The installation will form part of Robert Irwin: All the Rules Will Change, an exhibition focusing on the works the artist created between 1958 and 1970 (7 April – 5 September 2016). In this period, Irwin moved from making smaller, abstract paintings to creating larger acrylic discs and columns, before quitting his studio practice to make ephemeral installations.

“The 1960s is a crucial decade in the history of contemporary art, and Irwin’s investigations into the ways our perceptual processes are shaped and framed were at the forefront of the developments unfolding then,” says Evelyn Hankins, the Hirshhorn curator who is organising the show.

“The historical portion of the exhibition includes many rarely seen works that, because of their extremely subtle nature, demand in-person viewing,” she says. “Irwin’s art becomes fully present only when you are standing in the physical space, experiencing it over an extended period of time.”

Irwin has been receiving well-deserved attention of late.
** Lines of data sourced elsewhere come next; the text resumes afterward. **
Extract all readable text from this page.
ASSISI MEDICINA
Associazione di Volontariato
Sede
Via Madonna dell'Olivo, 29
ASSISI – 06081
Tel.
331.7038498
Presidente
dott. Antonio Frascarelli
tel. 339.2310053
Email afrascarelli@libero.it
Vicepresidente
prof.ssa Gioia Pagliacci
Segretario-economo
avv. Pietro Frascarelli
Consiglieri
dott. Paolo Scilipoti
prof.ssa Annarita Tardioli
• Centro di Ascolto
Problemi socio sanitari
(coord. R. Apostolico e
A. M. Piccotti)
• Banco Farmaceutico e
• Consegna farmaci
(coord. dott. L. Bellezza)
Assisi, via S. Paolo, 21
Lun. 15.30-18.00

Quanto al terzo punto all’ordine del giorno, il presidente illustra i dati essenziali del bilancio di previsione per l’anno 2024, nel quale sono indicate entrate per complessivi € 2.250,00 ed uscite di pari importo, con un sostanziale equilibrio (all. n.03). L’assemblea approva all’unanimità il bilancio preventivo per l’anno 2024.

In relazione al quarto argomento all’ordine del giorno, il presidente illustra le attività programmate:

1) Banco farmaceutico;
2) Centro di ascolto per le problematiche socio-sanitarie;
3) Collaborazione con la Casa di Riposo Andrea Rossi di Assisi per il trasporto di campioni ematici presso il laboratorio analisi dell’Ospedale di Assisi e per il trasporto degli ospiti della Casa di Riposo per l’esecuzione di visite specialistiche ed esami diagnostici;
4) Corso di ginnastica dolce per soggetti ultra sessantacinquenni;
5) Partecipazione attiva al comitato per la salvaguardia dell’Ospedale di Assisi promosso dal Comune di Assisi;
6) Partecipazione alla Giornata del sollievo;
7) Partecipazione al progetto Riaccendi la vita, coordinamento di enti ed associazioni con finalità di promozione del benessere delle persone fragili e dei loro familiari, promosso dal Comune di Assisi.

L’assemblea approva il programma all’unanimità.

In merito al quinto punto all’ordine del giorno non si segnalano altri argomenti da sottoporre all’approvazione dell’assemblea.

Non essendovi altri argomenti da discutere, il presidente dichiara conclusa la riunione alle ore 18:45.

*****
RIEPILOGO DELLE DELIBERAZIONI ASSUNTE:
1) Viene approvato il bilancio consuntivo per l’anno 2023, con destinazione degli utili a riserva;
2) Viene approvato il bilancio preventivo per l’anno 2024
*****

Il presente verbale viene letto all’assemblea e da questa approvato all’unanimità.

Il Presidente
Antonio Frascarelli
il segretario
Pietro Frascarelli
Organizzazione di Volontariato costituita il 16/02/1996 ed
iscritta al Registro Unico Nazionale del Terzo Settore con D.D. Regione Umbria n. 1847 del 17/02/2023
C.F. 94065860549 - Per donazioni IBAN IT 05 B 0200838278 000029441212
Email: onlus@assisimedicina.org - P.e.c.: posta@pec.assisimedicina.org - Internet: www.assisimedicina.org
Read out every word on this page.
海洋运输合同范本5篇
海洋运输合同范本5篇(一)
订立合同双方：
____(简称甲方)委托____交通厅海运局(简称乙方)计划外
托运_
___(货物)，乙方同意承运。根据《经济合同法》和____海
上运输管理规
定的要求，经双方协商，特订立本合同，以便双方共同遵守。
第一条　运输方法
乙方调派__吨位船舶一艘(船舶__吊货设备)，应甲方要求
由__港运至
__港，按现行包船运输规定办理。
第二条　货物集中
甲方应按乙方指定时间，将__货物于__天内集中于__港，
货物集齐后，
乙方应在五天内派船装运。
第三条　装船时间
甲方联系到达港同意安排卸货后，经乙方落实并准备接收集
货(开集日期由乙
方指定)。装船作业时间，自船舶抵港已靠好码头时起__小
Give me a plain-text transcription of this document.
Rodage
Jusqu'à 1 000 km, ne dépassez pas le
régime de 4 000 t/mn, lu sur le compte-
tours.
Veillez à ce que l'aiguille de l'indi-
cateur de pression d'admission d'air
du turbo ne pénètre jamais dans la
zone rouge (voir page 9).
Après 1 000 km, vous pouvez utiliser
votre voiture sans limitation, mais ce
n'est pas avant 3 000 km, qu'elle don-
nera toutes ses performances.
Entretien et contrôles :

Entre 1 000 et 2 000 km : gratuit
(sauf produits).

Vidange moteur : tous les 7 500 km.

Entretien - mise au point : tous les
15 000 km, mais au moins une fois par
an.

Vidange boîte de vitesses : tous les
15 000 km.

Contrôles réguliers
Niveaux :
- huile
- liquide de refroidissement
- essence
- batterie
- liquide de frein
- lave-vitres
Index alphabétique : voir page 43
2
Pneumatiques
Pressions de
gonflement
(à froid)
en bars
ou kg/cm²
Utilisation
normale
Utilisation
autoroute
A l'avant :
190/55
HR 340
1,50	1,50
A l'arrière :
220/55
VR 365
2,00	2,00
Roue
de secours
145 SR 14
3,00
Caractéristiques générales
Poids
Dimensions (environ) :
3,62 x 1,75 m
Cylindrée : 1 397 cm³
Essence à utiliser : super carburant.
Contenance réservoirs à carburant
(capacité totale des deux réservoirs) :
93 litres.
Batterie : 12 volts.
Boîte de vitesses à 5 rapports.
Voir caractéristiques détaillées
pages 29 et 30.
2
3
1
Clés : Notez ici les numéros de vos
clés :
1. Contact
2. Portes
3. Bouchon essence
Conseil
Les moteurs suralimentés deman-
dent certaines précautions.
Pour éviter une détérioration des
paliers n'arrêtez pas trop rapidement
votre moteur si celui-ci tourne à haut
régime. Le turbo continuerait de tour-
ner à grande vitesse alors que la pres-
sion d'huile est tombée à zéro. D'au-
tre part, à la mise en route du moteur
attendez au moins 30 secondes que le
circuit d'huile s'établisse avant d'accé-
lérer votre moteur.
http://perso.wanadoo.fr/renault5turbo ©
The Hirshhorn show builds on the success of Excursus: Homage to the Square³, an installation described by the New York Times critic Ken Johnson as “potentially soul-enhancing” when it was unveiled at Dia: Beacon this summer. Irwin re-conceived the work—which was originally presented at the Dia Center for the Arts in Chelsea between 1998 and 2000—for the Beacon galleries, for which he had previously designed the master plan. It is on show until May 2017.